Given expression: $[∛(x^4 y)×\frac{1}{∜(x^3 y^8 )}]^{-6}$
We start by converting the roots to fractional exponents: $[(x^4 y)^{1/3} × (x^3 y^8 )^{-1/4}]^{-6}$
Then we distribute the exponents to each term inside the brackets: $[x^{4/3} y^{1/3} × x^{-3/4} y^{-2}]^{-6}$
We simplify by adding the exponents of like bases: $[x^{4/3 - 3/4} y^{1/3 - 2}]^{-6} = [x^{7/12} y^{-5/3}]^{-6}$
Finally, we distribute the -6 exponent to get the simplified form: $x^{-7/2} y^{10}$
Q8. There are 24 peaches, 36 apricots and 60 bananas and they have to be arranged in several rows in such a way that every row contains the same number of fruits of only one type. What is the minimum number of rows required for this to happen?
Q9. Find the side of the largest possible square slabs which can be paved on a floor of a room 2 m 50 cm long and 1 m 50 cm broad. Also, find the number of such slabs to pave the floor.
Q10. Find the greatest number that will divide 690,875 and 1050 leaving remainders 10,25 and 30 respectively.

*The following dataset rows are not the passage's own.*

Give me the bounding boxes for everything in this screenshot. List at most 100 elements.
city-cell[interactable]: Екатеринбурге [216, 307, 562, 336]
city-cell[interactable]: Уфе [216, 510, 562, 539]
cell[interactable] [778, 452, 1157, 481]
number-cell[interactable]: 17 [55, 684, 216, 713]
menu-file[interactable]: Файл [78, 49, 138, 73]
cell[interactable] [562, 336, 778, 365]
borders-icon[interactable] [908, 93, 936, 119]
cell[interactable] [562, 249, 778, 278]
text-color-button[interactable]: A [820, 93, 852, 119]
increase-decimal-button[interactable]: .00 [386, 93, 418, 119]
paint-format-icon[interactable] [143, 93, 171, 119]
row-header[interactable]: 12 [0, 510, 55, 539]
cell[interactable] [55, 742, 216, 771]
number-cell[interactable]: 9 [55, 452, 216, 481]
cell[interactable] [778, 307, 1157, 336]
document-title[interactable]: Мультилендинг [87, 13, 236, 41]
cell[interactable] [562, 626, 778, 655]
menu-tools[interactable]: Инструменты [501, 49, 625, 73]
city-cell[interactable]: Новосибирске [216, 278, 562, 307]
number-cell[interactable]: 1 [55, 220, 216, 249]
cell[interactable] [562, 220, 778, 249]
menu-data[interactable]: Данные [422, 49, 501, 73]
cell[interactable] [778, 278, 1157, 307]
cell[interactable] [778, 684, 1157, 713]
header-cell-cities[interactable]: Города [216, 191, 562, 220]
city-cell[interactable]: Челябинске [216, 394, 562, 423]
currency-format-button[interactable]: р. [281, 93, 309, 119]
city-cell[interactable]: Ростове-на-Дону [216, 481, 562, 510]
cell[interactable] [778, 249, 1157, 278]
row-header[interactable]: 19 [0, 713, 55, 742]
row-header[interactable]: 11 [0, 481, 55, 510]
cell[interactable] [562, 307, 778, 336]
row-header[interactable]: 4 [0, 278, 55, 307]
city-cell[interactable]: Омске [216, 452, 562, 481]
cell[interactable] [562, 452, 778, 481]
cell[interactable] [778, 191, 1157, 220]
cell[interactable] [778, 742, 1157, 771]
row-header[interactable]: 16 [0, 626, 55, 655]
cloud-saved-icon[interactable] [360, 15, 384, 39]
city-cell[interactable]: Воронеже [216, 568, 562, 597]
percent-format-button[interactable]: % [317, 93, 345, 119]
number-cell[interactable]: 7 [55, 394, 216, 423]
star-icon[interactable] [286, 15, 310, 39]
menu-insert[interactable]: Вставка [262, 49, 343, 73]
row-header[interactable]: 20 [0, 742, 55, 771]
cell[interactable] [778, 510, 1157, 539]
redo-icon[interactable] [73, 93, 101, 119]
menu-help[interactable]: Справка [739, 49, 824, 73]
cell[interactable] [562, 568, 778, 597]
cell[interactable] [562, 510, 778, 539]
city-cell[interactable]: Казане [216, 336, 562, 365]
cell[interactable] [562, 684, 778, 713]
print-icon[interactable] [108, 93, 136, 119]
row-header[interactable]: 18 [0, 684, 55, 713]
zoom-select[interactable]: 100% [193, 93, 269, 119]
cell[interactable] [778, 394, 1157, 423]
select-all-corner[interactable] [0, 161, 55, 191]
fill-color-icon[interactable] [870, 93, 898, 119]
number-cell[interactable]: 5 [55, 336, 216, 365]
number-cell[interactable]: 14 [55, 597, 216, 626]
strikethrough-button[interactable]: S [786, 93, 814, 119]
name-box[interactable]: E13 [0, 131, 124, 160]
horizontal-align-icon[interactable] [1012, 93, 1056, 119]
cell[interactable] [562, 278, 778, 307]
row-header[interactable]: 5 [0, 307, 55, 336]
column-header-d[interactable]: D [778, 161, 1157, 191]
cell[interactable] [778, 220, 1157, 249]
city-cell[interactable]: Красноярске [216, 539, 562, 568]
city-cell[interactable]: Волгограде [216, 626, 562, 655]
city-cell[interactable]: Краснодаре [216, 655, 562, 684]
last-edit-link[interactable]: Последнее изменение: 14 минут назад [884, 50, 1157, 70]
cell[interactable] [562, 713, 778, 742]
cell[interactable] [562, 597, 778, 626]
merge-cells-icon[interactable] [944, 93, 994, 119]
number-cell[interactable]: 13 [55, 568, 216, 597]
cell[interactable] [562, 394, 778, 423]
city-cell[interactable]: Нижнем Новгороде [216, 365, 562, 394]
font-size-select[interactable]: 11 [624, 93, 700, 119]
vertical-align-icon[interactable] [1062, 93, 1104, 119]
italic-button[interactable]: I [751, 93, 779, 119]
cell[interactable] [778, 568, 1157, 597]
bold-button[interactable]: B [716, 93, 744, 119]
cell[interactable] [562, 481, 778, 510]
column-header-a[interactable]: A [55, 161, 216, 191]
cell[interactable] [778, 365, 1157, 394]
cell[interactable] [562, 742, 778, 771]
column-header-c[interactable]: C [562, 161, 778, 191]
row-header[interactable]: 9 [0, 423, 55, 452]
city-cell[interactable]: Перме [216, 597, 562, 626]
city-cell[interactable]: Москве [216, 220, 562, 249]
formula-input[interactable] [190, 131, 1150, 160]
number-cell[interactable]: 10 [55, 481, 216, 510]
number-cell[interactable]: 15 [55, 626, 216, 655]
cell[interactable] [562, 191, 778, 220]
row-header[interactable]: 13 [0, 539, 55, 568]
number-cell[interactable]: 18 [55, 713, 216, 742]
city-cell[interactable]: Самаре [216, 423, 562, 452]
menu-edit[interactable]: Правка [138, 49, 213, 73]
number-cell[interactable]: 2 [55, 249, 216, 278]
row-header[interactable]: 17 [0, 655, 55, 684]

Q11. Find the least number which when divided separately by 15,20,36 and 48 leaves 3 as remainder in each case.
Q12. Find the largest 4- digit number exactly divisible by each of the numbers 12,15,18 and 27.
Q13. Find the smallest 4-digit number which is divisible by 8,18 and 24.
Q14. Jiya, Reena and Armaan were each given a piece of Ribbon of equal length. Jiya cuts her ribbon into equal lengths 30 cm, Reena cuts her ribbon into equal lengths of 48 cm and Armaan cuts his ribbons into equal lengths of 56 cm. If there was no remainder in all these cases, find the shortest possible length of ribbon given to them?
Q15. In a firing range, 4 shooters are firing at their respective targets. The first, the second, the third and the fourth shooter hit the target once in every 5 s,6 s,7 s and 8 s respectively. If all of them hit their target at 9 a.m., when will they hit their target together again?
Q8. We need to find the greatest common divisor (GCD) of 24, 36, and 60. \\ The GCD of 24, 36, and 60 is 12. So, the minimum number of rows needed is $\frac{24}{12} + \frac{36}{12} + \frac{60}{12} = 10$.
Q9. The dimensions of the room in centimeters are 250 cm x 150 cm. The GCD of 250 and 150 is 50 cm. So, the side of the largest possible square slab is 50 cm. The number of slabs is $\frac{37500 cm^{2}}{2500 cm^{2}} = 15$ slabs.
Q10. The GCD of 680, 850, and 1020 is 170. So, the greatest number that will divide 690, 875, and 1050 leaving remainders 10, 25, and 30 respectively is 170.
Q11. The least common multiple (LCM) of 15, 20, 36, and 48 is 720. So, the least number which when divided separately by 15, 20, 36 and 48 leaves 3 as remainder is 720 + 3 = 723.
Q12. The LCM of 12, 15, 18, and 27 is 540. So, the largest 4-digit number exactly divisible by 12, 15, 18, and 27 is 9720.
Q13. The LCM of 8, 18, and 24 is 72. So, the smallest 4-digit number divisible by 8, 18, and 24 is 1008.
Q14. The least common multiple (LCM) of the lengths into which they cut their ribbons is 3360 cm, or 33.6 meters. So, the shortest possible length of ribbon they could have been given is 33.6 meters.
Q15. The least common multiple (LCM) of their firing intervals is 840 s, or 14 minutes. So, they will all hit their targets simultaneously again at 9:14 a.m.